10 February 2020  |  Darren Smith

GCSE Fieldwork

109 Year 10 GCSE students visited Redcar on Monday 17th June as part of their GCSE Geography course. All students have to carry out a human and physical geographical enquiry and their understanding of this will be tested in their unit 3 exam.

We went to Redcar to see if the hard defences there were effective. Groynes are designed to trap sand as it moves along the coast so students had to measure the height of the sand on either side of the groyne. Our results showed that there was more sand on the north side than the south on each groyne. We then found out what direction longshore drift is along the coast (which direction the waves move in). We did this using oranges and timing for 5 minutes to see if they moved north or south. We used oranges as they can easily be seen but if they are lost they will decompose. We found that the direction of longshore drift linked with the sand build up on the north side of the groynes, so they are doing their job!

Students then had lunch in Redcar with many choosing fish and chips or ice cream.

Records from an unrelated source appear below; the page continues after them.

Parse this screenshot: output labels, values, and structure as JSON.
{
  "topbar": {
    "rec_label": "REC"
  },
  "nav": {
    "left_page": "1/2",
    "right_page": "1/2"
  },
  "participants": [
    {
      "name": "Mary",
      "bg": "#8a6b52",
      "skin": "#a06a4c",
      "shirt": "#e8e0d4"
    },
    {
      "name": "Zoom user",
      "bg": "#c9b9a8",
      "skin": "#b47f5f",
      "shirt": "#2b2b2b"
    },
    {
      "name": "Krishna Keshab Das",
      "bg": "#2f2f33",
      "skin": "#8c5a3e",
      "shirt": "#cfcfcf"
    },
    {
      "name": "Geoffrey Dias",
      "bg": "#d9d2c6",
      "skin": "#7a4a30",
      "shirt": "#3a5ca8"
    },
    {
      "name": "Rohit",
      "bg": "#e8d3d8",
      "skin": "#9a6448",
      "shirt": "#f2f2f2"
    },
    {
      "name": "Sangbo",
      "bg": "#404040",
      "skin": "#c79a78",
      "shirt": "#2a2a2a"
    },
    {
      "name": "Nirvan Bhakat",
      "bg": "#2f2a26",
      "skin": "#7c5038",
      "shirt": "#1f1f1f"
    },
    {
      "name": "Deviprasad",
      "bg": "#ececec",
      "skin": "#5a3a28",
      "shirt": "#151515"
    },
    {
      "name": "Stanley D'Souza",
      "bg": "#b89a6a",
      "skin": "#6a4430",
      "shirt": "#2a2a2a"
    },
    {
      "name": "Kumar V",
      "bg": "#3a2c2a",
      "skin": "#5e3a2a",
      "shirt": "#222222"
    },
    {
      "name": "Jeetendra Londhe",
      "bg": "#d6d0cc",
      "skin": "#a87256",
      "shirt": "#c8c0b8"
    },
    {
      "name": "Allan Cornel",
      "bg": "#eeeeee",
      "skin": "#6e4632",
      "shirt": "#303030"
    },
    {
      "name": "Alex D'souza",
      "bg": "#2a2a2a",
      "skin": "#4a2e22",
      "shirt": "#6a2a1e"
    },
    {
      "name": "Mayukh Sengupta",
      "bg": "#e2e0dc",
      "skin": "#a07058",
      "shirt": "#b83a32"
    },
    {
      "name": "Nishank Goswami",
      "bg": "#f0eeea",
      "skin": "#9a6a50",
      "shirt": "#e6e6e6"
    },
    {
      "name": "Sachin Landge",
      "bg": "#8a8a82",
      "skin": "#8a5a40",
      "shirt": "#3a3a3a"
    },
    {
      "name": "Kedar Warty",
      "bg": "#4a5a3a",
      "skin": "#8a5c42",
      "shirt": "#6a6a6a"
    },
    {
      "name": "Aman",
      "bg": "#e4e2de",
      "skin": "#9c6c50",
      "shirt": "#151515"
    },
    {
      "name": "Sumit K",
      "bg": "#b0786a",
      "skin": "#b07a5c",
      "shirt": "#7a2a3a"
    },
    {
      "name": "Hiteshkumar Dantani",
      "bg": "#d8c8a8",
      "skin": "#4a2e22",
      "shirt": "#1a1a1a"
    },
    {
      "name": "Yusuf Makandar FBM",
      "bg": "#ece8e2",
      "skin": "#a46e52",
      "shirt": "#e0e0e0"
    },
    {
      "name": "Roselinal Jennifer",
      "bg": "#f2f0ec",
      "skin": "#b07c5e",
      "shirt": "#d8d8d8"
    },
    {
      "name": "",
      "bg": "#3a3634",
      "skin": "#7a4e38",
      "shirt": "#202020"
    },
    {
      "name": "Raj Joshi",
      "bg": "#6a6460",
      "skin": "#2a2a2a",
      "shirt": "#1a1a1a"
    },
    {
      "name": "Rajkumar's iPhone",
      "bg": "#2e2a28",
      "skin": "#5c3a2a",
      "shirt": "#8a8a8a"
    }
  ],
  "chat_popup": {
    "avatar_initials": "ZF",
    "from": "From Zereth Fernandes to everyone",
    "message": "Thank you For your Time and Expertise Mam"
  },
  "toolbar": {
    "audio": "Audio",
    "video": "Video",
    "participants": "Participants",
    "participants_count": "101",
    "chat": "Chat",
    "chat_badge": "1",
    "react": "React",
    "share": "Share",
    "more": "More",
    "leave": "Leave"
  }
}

In the afternoon we followed up some work we have done on river flooding and we looked at the Tees Barrage (where Steven Spielberg was filming his next film!) as well as flood defences in place in Yarm.

 

Year 8s visit York

On the 24th and 25th of June,  Year 8 students, who have been studying rivers, got the chance to see how the risk and impact of flooding can be reduced. They walked north to south along the River Ouse that runs through York observing the many ways the Environment Agency have managed the river. From the water storage scheme at Clifton Ings, the large soil embankments near St Peters school, flood walls and gates in front of houses and then the huge Foss Barrier that stops the town centre fooding. Students had to identify the land use and what was at risk, complete a bi-polar survey on each defence judging how effective it was and back at school we will use Digimaps to calculate the height above the river each area was. All of this information will help students decide which is the best defence for York.